Die Regierung hat es jedoch versäumt, ein Rückkehrabkommen mit der EU oder einem einzelnen Mitgliedstaat zu erzielen, was bedeutet, dass die Regierung derzeit keinen Mechanismus zur Rückkehr von Migranten auf den Kontinent hat. Seit dem Brexit wurden keine illegalen Einwanderer vom Innenministerium von Priti Patel erfolgreich abgeschoben.

Die Regierung von Boris Johnson hat auch den Gedanken abgelehnt  ,  die Europäische Menschenrechtskonvention zu verlassen, die es Migranten verbietet, in ihr Land zurückgeschickt zu werden, wenn davon ausgegangen wird, dass sie unmenschlicher Behandlung oder Folter ausgesetzt sind, selbst wenn es sich bei den abgelehnten Asylbewerber um Gewaltverbrecher oder sexuelle Raubtiere oder sogar um Terroristen handelt.

Die Konvention wird vom Europäischen Gerichtshof für Menschenrechte bestätigt, der trotz des Ausscheidens aus dem Block weiterhin in Großbritannien zuständig ist.

Die Weigerung der konservativen Regierung, einen in Ländern wie Australien erfolgreich umgesetzten Ansatz zum Zurückschicken von Booten zu verabschieden , hat dazu geführt, dass die Rekordwellen illegaler Bootsmigranten nach dem Brexit weiterhin in das Land strömen.
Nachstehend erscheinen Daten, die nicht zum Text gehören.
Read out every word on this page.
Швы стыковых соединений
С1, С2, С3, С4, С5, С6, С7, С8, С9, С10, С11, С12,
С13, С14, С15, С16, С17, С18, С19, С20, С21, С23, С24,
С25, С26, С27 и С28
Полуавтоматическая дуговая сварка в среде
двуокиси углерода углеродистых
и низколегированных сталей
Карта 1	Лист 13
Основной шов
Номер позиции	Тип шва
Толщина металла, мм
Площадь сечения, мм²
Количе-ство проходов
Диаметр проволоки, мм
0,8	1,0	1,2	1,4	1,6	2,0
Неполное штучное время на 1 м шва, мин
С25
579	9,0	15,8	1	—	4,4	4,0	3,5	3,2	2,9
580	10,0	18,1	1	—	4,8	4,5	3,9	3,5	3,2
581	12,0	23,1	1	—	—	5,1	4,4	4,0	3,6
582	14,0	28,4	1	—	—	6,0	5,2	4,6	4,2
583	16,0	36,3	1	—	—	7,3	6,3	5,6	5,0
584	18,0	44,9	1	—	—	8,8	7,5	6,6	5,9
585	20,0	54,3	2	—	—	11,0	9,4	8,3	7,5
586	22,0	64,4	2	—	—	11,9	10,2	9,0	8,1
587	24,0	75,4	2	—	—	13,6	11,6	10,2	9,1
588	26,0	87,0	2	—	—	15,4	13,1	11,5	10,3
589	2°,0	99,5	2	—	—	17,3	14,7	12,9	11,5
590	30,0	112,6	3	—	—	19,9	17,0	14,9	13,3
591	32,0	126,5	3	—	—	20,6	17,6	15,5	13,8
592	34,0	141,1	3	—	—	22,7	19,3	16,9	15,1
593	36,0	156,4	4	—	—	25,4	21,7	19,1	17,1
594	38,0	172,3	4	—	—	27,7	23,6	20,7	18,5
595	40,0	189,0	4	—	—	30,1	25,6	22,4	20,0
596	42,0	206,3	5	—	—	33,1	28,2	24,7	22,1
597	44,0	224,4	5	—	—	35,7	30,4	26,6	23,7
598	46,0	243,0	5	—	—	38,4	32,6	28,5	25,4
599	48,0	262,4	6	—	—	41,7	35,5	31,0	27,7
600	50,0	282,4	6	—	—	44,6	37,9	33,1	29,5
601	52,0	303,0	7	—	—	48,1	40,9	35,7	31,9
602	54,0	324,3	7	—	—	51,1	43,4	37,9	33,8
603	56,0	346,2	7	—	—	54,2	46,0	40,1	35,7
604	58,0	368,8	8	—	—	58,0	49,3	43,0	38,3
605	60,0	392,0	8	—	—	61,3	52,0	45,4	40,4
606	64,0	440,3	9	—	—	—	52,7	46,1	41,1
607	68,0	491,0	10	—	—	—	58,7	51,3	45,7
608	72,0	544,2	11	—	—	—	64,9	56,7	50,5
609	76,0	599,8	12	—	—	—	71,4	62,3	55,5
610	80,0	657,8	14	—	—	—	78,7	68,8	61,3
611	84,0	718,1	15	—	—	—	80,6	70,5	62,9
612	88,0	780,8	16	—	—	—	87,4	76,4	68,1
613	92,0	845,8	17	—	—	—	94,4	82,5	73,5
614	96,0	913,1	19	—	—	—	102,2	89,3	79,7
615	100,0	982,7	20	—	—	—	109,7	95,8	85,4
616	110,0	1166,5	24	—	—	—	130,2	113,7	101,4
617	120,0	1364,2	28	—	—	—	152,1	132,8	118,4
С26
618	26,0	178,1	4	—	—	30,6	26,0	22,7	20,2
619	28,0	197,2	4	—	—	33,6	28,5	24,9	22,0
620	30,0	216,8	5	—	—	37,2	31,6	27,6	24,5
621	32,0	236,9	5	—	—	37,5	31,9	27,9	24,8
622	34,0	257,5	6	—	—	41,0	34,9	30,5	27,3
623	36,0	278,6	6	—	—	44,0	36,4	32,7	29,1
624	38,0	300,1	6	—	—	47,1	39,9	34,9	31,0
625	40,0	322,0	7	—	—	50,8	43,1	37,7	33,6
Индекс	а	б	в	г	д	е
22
Bisher wurden in diesem Jahr über 650 illegale Ausländer an Land gebracht, nachdem sie den Ärmelkanal von Frankreich aus überquert hatten, mehr als doppelt so viele wie im gleichen Zeitraum des Vorjahres. Weitere fünfzig Migranten wurden allein am Sonntag in drei kleinen Schlauchbooten an Land gebracht.